Here’s a Concept I Like — ‘Personal Outsourcing’
by Joe McKendrick
Blame it on wiki-nomics.
My colleague over at ebizQ, Gian Trotta, just posted a compelling interview with John Schmidt, chairman of the Integration Consortium, and senior vice president for enterprise architecture at Wells Fargo Bank.
Schmidt talked about the rise of “wiki-nomics,” in particular, the fact that various Web and Enterprise 2.0 services — blogs, wikis, search engines, and the like, have transformed our workspaces into one single gigantic virtual workplace.
As a result, these services are “enabling outsourcing at the individual level,” Schmidt says.
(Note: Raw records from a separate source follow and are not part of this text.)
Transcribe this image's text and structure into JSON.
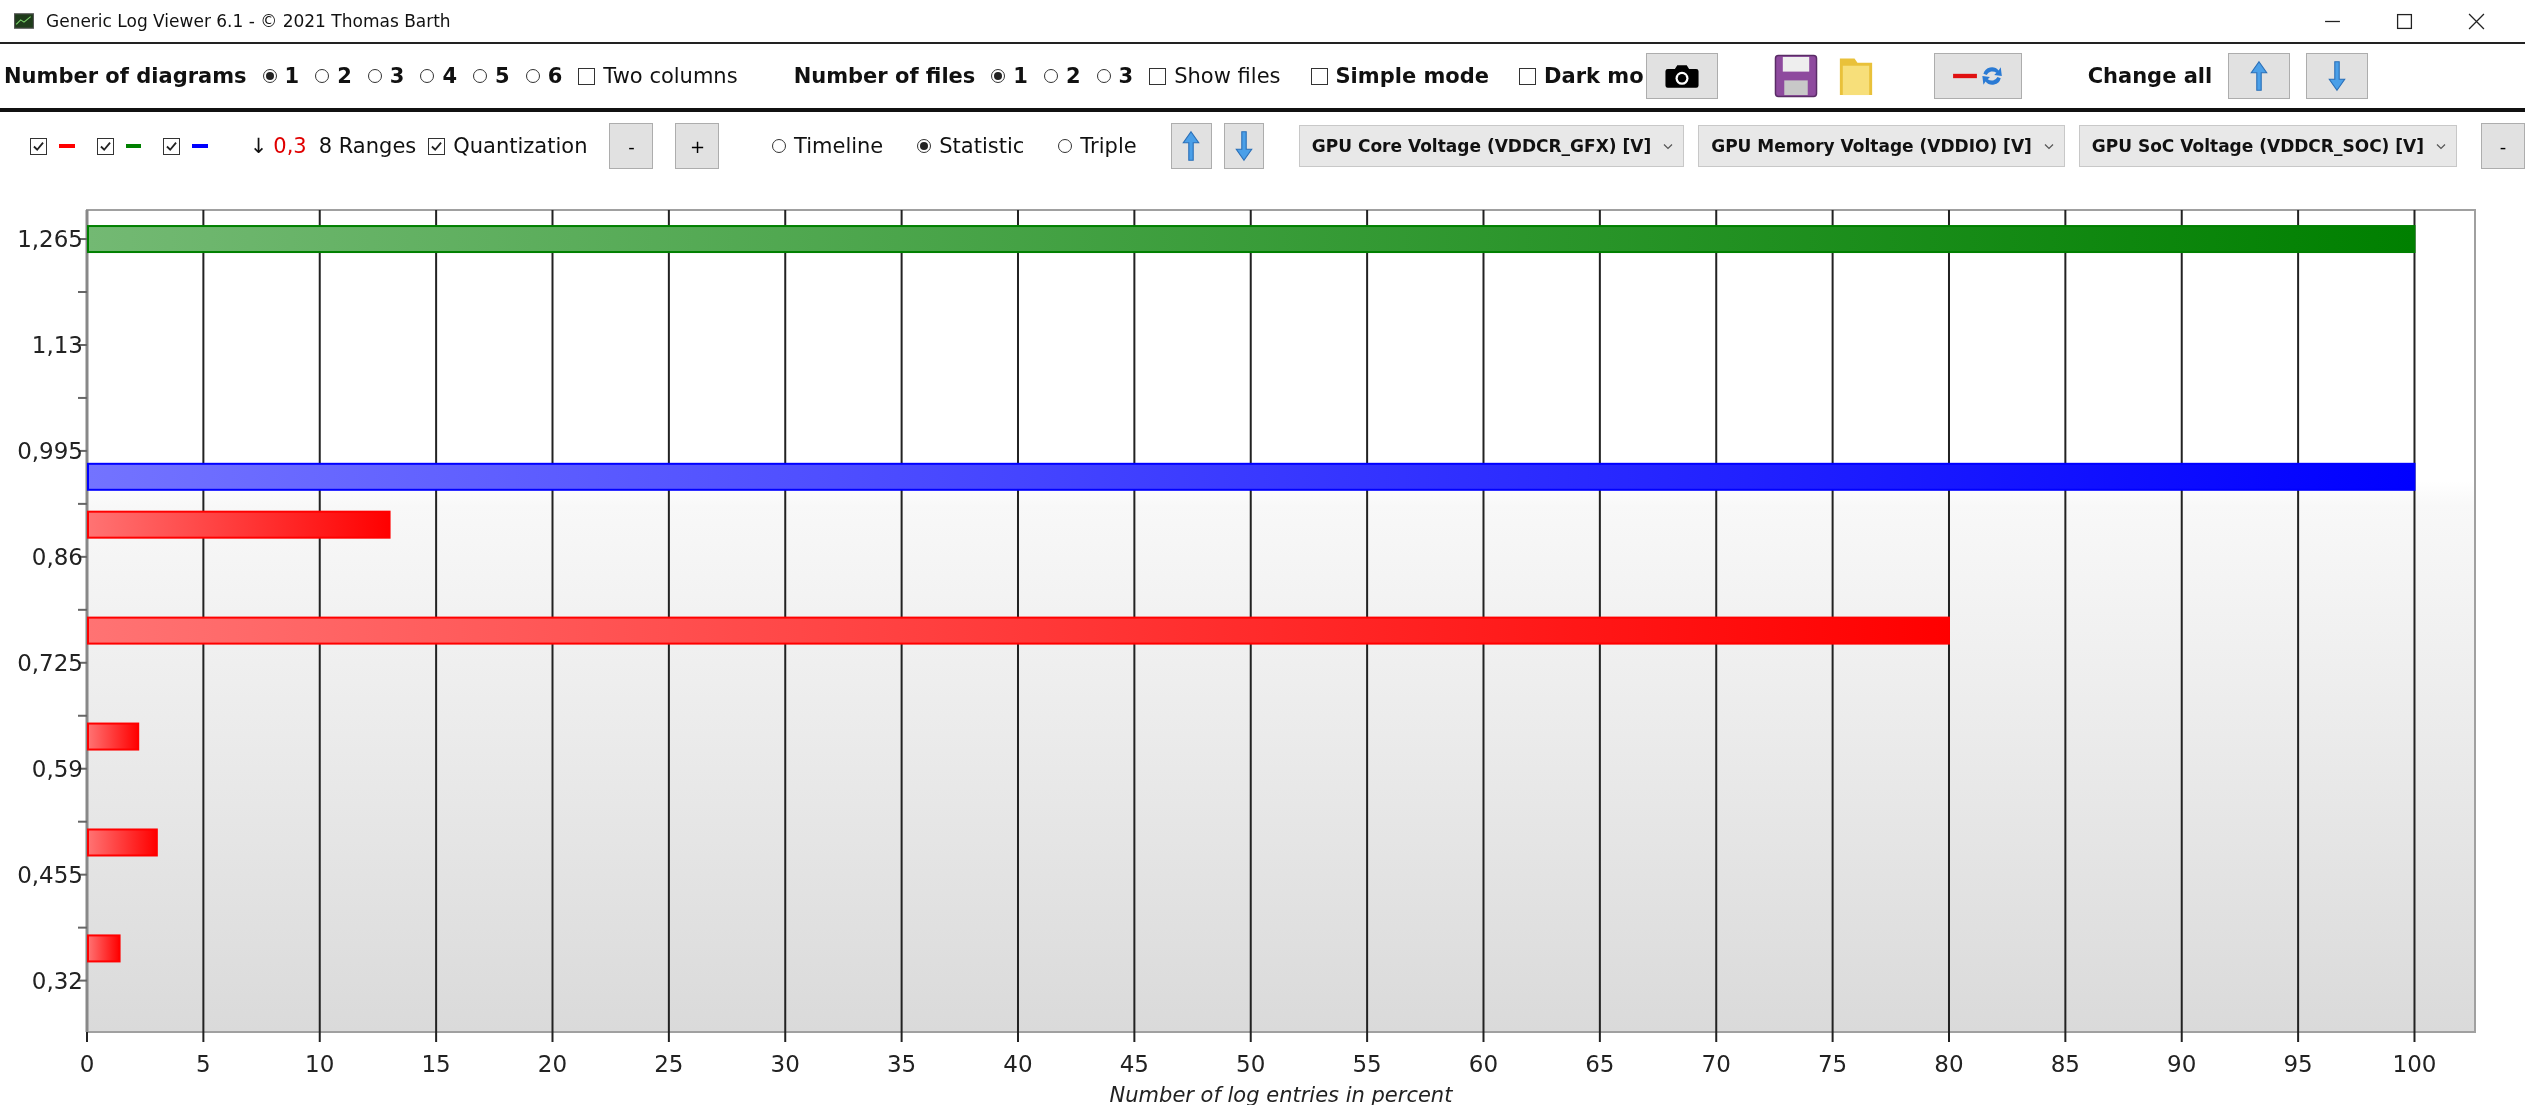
{
  "window": {
    "title": "Generic Log Viewer 6.1 - © 2021 Thomas Barth"
  },
  "toolbar": {
    "diagrams_label": "Number of diagrams",
    "diagram_options": [
      {
        "label": "1",
        "selected": true
      },
      {
        "label": "2",
        "selected": false
      },
      {
        "label": "3",
        "selected": false
      },
      {
        "label": "4",
        "selected": false
      },
      {
        "label": "5",
        "selected": false
      },
      {
        "label": "6",
        "selected": false
      }
    ],
    "two_columns": {
      "label": "Two columns",
      "checked": false
    },
    "files_label": "Number of files",
    "file_options": [
      {
        "label": "1",
        "selected": true
      },
      {
        "label": "2",
        "selected": false
      },
      {
        "label": "3",
        "selected": false
      }
    ],
    "show_files": {
      "label": "Show files",
      "checked": false
    },
    "simple_mode": {
      "label": "Simple mode",
      "checked": false
    },
    "dark_mode": {
      "label": "Dark mo",
      "checked": false
    },
    "change_all_label": "Change all"
  },
  "diagram_bar": {
    "series_toggles": [
      {
        "checked": true,
        "color": "#ff0000"
      },
      {
        "checked": true,
        "color": "#008000"
      },
      {
        "checked": true,
        "color": "#0000ff"
      }
    ],
    "step_arrow": "↓",
    "step": "0,3",
    "ranges": "8 Ranges",
    "quantization": {
      "label": "Quantization",
      "checked": true
    },
    "minus_button": "-",
    "plus_button": "+",
    "modes": [
      {
        "label": "Timeline",
        "selected": false
      },
      {
        "label": "Statistic",
        "selected": true
      },
      {
        "label": "Triple",
        "selected": false
      }
    ],
    "dropdowns": [
      {
        "value": "GPU Core Voltage (VDDCR_GFX) [V]"
      },
      {
        "value": "GPU Memory Voltage (VDDIO) [V]"
      },
      {
        "value": "GPU SoC Voltage (VDDCR_SOC) [V]"
      }
    ],
    "remove_button": "-"
  },
  "chart": {
    "chart_data": {
      "type": "bar",
      "orientation": "horizontal",
      "xlabel": "Number of log entries in percent",
      "x": [
        1.265,
        0.962,
        0.901,
        0.766,
        0.631,
        0.496,
        0.361
      ],
      "series": [
        {
          "color": "#ff0000",
          "values": [
            null,
            null,
            13,
            80,
            2.2,
            3,
            1.4
          ]
        },
        {
          "color": "#008000",
          "values": [
            100,
            null,
            null,
            null,
            null,
            null,
            null
          ]
        },
        {
          "color": "#0000ff",
          "values": [
            null,
            100,
            null,
            null,
            null,
            null,
            null
          ]
        }
      ],
      "grid": true,
      "xlim": [
        0,
        102.6
      ],
      "ylim": [
        0.2545,
        1.302
      ],
      "xticks": [
        0,
        5,
        10,
        15,
        20,
        25,
        30,
        35,
        40,
        45,
        50,
        55,
        60,
        65,
        70,
        75,
        80,
        85,
        90,
        95,
        100
      ],
      "yticks": [
        {
          "value": 1.265,
          "label": "1,265"
        },
        {
          "value": 1.13,
          "label": "1,13"
        },
        {
          "value": 0.995,
          "label": "0,995"
        },
        {
          "value": 0.86,
          "label": "0,86"
        },
        {
          "value": 0.725,
          "label": "0,725"
        },
        {
          "value": 0.59,
          "label": "0,59"
        },
        {
          "value": 0.455,
          "label": "0,455"
        },
        {
          "value": 0.32,
          "label": "0,32"
        }
      ]
    }
  }
}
Of course, the term “outsourcing” causes shudders to run up many IT professionals’ spines, but Schmidt said he’s not talking about sending tasks to lower-paid workers somewhere else on the globe. Unlike the traditional model for outsourcing — firms contracting out functions or processes to an outside firm — “individuals are starting to outsource their problem-solving and their own professional development,” he says. “They’re leveraging things like wikis, blogs, other collaboration events to collaborate in real-time with other individuals.”
That’s the world of Personal Outsourcing.
IT professionals go to Google, Wikipedia, and other online sources of support, Schmidt says. “They write out their question in their blog and look for their community to respond and help them. …they extended their network of peers to outside the four walls of their company. …they’re taking their problems and their professional challenges to the world.”